One name mentioned is 23-year-old Spaniard and former GP2 driver Javier Villa, who this year is contesting the World Touring Car series.
And a "longer term" plan may involve 16-year-old Carlos Sainz Jr, the Red Bull-backed son of the famous former world rally champion who has begun a very promising single seater career.
AS said Thesan has "clear ideas" about a Spanish base for HRT, such as the state-of-the-art Epsilon Euskadi facility in Basque Country, amid the Joan Villadelprat-led operation's current financial difficulties.
"Another of (Thesan's) priorities will be to have the greatest possible number of Spanish personnel, both technically and logistically," added the report.
Artificial DRS makes F1 'boring' - Villeneuve
Jacques Villeneuve on Monday admitted he has given up on Formula One.
Last year, the 1997 world champion was pushing hard to make a comeback, but at Williams' headquarters in Oxfordshire he admitted he no longer even watches the races.
"I just can't be bothered.

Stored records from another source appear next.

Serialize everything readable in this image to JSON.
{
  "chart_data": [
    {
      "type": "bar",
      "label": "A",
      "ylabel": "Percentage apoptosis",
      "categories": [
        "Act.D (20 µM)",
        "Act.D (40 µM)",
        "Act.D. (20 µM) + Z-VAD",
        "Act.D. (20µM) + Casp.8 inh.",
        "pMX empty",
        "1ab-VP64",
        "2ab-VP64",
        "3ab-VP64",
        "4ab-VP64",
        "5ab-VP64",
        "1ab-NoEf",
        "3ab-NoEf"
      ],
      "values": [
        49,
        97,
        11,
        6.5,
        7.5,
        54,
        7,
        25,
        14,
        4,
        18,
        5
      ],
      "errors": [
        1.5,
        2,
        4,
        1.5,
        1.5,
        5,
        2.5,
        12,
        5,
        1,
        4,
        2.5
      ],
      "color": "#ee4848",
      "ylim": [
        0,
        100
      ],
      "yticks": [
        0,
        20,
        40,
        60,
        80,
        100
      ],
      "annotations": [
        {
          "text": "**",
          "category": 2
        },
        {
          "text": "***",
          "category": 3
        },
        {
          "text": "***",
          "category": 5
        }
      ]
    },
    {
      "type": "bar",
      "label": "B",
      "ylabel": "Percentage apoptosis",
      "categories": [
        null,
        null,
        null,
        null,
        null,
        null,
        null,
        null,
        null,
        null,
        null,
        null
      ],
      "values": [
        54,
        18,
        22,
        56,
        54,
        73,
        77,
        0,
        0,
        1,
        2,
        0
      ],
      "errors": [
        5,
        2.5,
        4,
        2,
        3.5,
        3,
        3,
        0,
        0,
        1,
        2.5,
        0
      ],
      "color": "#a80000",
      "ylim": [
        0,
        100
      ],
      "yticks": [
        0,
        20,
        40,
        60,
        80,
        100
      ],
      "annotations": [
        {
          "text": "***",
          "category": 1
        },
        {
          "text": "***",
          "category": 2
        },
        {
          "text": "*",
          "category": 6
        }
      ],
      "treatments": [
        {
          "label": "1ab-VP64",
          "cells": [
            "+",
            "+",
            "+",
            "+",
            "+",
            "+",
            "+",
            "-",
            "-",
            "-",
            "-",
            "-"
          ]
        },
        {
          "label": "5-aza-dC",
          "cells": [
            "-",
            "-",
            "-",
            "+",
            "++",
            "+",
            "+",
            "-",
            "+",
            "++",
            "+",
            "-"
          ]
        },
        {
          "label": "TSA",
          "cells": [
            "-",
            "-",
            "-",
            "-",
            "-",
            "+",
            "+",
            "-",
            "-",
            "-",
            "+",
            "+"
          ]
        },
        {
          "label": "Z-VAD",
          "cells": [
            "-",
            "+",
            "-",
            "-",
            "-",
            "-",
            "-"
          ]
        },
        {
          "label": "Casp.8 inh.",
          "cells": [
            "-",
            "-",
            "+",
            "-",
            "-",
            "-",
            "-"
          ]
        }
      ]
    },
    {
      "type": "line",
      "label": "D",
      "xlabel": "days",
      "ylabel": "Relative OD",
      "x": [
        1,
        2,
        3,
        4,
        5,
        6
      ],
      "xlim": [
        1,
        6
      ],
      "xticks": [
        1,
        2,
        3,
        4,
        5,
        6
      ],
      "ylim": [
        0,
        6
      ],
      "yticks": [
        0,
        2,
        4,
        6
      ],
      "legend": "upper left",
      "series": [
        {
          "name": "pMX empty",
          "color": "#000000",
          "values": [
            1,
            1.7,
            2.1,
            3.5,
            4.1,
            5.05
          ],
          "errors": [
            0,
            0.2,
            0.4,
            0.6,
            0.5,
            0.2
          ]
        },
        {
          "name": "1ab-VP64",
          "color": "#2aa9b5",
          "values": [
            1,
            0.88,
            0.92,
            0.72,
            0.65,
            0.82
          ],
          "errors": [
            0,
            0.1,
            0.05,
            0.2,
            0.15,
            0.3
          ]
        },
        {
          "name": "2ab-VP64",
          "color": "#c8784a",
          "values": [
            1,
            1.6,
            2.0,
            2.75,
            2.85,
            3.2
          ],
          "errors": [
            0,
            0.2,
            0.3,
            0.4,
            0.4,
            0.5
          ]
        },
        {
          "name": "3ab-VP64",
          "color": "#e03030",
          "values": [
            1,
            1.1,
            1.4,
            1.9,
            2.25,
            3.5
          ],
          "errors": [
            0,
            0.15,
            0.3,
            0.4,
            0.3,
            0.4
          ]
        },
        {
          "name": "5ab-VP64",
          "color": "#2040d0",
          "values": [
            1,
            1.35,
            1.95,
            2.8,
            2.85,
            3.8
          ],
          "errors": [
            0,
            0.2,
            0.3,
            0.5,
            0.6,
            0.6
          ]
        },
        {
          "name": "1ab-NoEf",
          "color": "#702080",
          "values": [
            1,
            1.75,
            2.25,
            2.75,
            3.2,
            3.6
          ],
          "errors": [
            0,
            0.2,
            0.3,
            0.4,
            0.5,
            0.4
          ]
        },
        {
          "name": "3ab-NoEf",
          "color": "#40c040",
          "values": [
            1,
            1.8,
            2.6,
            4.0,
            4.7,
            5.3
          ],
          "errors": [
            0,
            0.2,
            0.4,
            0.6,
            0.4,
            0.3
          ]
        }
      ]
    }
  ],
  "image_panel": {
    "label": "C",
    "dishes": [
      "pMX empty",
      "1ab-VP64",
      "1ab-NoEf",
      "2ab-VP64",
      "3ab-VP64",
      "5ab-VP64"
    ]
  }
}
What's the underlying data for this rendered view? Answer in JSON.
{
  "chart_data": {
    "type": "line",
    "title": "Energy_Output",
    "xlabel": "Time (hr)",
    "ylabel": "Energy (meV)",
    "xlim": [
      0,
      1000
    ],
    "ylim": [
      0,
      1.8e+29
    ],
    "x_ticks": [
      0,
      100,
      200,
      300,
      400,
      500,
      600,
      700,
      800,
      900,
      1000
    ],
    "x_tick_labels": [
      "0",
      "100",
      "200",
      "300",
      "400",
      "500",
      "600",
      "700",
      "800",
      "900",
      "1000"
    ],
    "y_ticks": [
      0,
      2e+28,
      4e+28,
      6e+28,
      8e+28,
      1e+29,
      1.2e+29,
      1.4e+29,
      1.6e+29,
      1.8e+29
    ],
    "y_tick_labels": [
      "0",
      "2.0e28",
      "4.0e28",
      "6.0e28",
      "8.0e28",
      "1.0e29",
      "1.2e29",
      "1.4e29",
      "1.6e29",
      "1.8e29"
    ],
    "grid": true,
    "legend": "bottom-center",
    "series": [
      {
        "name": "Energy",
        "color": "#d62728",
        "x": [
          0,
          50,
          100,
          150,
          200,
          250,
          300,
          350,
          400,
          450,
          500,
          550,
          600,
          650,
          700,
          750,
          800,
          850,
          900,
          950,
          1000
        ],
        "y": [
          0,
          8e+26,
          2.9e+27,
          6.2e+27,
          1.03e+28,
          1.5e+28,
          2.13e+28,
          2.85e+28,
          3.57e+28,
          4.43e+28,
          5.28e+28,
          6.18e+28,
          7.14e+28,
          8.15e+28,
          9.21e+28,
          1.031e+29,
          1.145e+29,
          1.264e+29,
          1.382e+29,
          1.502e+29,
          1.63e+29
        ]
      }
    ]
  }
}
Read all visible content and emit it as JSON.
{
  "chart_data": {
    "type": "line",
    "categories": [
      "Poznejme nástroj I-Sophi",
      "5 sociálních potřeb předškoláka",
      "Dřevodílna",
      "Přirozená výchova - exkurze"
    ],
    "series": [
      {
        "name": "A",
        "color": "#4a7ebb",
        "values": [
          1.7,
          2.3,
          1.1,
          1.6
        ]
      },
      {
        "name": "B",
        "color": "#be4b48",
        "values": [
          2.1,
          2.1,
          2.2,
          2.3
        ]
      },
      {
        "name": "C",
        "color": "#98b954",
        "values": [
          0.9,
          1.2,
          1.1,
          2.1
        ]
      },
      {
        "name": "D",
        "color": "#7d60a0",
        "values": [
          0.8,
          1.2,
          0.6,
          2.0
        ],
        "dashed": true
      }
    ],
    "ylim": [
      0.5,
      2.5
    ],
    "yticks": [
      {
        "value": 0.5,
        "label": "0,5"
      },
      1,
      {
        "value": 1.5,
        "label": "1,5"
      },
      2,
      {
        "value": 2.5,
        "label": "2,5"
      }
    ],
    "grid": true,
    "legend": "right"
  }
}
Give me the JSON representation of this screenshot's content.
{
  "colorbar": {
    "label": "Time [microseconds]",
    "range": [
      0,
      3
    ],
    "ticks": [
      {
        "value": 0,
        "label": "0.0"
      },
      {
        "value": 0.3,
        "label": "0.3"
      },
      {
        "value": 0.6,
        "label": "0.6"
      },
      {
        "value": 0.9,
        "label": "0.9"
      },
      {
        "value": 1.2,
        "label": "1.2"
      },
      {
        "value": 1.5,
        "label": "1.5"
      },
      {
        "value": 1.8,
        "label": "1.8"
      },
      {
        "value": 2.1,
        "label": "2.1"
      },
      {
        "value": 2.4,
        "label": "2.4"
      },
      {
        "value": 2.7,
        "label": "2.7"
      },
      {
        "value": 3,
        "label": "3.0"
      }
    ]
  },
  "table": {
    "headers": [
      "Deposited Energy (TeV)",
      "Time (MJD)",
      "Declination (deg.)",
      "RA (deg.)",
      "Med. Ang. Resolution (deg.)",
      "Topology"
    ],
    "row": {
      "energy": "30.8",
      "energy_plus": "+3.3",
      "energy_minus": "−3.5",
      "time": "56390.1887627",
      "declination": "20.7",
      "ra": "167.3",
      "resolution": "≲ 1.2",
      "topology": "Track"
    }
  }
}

Halfway through the race I'm yawning and it's really tough ... and I just get upset," the 40-year-old told Reuters at the launch of his former team's new engine supply deal with Renault.
Villeneuve explained that his major qualm is with the DRS overtaking system, which he has previously denounced as "too artificial".
"When I see these guys not even being able to defend, like Michael (Schumacher) - he should have been on the podium in Montreal," he said.
"All the ... overtaking with the DRS, I'm just falling asleep ... useless, boring, it's not even racing."
He is also critical of the amount of penalties handed out to drivers like Lewis Hamilton for banging wheels with his rivals.
"It's fun, it's a good show, the fans are up in the grandstands and they can scream and shout about it ... that's good, that's what you want," said Villeneuve.